GNN-GCP

Graph Neural Network architecture to solve the decision version of the graph coloring problem (GCP)

View the Project on GitHub machine-reasoning-ufrgs/GNN-GCP

GNN-GCP

Graph Neural Network architecture to solve the decision version of the graph coloring problem (GCP) (i.e. “is it possible to colour the given graph with C colours?”). Both training and testing procedures are ran on the verge of satisfiability, that is, we designed our instances with their exact chromatic number (positive ones) and we find their frozen edges to generate a negative instance (keeping the previous chromatic number and inserting the frozen edge into the graph).

Dependencies

Python 3.5.2
Tensorflow 1.10.0
Networkx 2.1 (plus Grinpy)
Pycosat 0.6.3
Pysat 0.1.3
Numpy 1.14.5
Ortools 6.10

Running

First, generate the train and test instances (number of samples and other parameters can be changed via argparse options)*

foo@bar:~$ python3 dataset.py -path adversarial-training --train
foo@bar:~$ python3 dataset.py -path adversarial-testing

Then, train and test (change epoch to the desired one) the model.

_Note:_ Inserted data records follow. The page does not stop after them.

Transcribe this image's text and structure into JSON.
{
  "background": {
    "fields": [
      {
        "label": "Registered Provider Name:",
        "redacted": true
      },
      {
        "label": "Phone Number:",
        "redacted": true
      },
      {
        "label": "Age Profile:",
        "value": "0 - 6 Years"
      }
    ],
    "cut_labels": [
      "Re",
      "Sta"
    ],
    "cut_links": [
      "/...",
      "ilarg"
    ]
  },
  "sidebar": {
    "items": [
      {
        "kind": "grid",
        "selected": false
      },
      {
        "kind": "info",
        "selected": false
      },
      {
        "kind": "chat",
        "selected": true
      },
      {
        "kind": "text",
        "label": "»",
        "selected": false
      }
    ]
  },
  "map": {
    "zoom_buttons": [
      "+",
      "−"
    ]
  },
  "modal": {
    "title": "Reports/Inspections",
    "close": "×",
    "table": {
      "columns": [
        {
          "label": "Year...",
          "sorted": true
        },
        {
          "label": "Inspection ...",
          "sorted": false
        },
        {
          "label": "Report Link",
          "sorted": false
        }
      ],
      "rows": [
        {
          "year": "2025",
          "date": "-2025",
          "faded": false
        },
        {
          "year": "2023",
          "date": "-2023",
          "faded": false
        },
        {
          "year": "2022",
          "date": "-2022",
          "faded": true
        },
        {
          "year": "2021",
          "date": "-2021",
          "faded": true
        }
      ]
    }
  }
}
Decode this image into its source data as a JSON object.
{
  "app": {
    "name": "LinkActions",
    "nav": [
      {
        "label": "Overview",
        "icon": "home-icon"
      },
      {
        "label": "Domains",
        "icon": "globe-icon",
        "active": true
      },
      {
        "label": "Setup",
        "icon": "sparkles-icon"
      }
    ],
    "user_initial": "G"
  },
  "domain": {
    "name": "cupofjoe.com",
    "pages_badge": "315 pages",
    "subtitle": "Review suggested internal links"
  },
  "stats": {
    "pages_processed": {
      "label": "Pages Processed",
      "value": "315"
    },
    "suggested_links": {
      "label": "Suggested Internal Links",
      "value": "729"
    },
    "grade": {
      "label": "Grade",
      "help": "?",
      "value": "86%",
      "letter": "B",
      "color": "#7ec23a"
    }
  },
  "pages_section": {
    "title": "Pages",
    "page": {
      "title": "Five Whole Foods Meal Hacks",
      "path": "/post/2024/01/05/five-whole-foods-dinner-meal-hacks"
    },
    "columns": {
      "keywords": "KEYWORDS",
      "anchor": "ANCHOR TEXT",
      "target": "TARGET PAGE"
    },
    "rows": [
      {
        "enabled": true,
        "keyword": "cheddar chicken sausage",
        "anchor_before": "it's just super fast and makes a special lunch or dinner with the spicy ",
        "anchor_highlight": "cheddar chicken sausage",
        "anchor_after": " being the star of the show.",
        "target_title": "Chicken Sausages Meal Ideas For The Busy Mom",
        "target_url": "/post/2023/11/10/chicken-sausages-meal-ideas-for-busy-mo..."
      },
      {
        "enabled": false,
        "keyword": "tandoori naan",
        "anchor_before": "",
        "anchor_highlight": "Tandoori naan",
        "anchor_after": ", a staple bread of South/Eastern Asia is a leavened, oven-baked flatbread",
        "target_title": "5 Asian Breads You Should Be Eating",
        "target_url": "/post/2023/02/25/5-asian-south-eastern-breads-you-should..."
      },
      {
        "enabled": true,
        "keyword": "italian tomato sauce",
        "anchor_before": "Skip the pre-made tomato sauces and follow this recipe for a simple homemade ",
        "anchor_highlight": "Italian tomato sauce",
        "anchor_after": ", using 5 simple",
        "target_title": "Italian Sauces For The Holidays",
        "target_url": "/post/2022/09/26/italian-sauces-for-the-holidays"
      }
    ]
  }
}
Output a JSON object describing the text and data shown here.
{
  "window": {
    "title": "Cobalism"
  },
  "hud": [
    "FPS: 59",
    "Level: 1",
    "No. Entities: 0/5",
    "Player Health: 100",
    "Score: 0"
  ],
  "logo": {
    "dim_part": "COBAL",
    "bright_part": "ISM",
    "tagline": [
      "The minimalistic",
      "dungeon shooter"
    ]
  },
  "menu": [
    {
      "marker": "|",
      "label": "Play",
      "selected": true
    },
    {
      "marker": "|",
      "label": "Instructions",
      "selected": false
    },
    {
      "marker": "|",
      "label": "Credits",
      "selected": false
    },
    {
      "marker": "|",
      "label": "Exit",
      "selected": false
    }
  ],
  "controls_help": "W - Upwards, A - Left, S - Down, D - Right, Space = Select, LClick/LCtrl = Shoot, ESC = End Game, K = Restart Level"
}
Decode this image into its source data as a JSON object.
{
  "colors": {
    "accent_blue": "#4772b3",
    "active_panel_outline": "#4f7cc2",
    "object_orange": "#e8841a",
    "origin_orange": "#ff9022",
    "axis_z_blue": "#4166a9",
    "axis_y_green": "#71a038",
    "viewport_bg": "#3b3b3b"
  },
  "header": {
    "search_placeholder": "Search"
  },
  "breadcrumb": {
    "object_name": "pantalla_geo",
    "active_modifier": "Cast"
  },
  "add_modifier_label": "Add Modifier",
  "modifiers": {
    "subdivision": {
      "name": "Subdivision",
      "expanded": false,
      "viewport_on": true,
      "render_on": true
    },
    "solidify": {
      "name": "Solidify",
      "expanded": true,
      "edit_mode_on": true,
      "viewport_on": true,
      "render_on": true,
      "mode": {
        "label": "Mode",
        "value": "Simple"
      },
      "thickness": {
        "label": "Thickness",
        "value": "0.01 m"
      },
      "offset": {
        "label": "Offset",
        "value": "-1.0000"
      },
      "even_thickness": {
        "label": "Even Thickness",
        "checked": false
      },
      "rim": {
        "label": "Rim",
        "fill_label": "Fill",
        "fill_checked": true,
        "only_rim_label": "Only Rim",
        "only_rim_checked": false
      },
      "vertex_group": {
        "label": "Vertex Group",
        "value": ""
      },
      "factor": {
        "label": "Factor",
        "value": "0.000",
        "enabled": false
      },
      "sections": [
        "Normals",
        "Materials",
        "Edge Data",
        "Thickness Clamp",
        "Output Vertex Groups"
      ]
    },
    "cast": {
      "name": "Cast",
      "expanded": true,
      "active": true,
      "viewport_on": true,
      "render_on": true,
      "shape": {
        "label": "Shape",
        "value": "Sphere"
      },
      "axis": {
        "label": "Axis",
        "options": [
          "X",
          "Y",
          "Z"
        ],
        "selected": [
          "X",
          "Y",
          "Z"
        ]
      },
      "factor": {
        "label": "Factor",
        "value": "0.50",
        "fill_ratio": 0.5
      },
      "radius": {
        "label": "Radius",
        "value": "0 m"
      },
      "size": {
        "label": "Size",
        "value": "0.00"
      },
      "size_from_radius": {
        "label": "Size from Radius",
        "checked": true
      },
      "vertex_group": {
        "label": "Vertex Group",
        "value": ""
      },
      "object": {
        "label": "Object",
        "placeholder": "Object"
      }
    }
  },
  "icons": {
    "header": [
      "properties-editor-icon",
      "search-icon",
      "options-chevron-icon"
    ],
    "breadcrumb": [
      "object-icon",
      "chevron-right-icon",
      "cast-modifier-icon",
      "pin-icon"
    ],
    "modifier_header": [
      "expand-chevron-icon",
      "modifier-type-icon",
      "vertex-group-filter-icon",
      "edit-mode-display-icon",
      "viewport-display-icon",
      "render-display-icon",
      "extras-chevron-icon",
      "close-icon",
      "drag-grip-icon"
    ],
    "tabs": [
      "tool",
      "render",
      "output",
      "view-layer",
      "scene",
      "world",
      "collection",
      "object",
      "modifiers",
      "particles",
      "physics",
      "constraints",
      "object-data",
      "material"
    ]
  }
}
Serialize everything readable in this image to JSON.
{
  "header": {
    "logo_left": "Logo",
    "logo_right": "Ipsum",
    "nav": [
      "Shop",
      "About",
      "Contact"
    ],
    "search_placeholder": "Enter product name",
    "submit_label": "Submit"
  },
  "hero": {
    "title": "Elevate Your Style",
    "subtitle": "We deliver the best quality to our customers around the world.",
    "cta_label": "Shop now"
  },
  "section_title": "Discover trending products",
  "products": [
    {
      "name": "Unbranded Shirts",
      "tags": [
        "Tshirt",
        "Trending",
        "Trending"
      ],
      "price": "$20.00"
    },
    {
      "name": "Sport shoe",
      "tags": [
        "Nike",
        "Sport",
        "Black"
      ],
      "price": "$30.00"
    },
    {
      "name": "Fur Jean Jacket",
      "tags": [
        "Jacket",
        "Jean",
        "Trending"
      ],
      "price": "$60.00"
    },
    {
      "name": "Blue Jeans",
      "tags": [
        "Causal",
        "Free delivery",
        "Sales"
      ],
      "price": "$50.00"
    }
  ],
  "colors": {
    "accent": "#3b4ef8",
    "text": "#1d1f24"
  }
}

foo@bar:~$ python3 run_model.py --train --save
foo@bar:~$ python3 run_model.py -loadpath training/checkpoints/epoch\=200.0 --load

To train and test Neurosat we first parse the instances to CNF format.

foo@bar:~$ cd neurosat
foo@bar:~$ python3 parse_to_cnf.py
foo@bar:~$ python3 neurosat_train.py
foo@bar:~$ python3 neurosat_test.py

*Obs.: The process of generating train and test instances usually takes very long, so we also made them available here

Publication

The results from this experiment are reported in the research paper “Graph Colouring Meets Deep Learning: Effective Graph Neural Network Models for Combinatorial Problems” by H. Lemos, M. Prates, P. Avelar,and L. Lamb.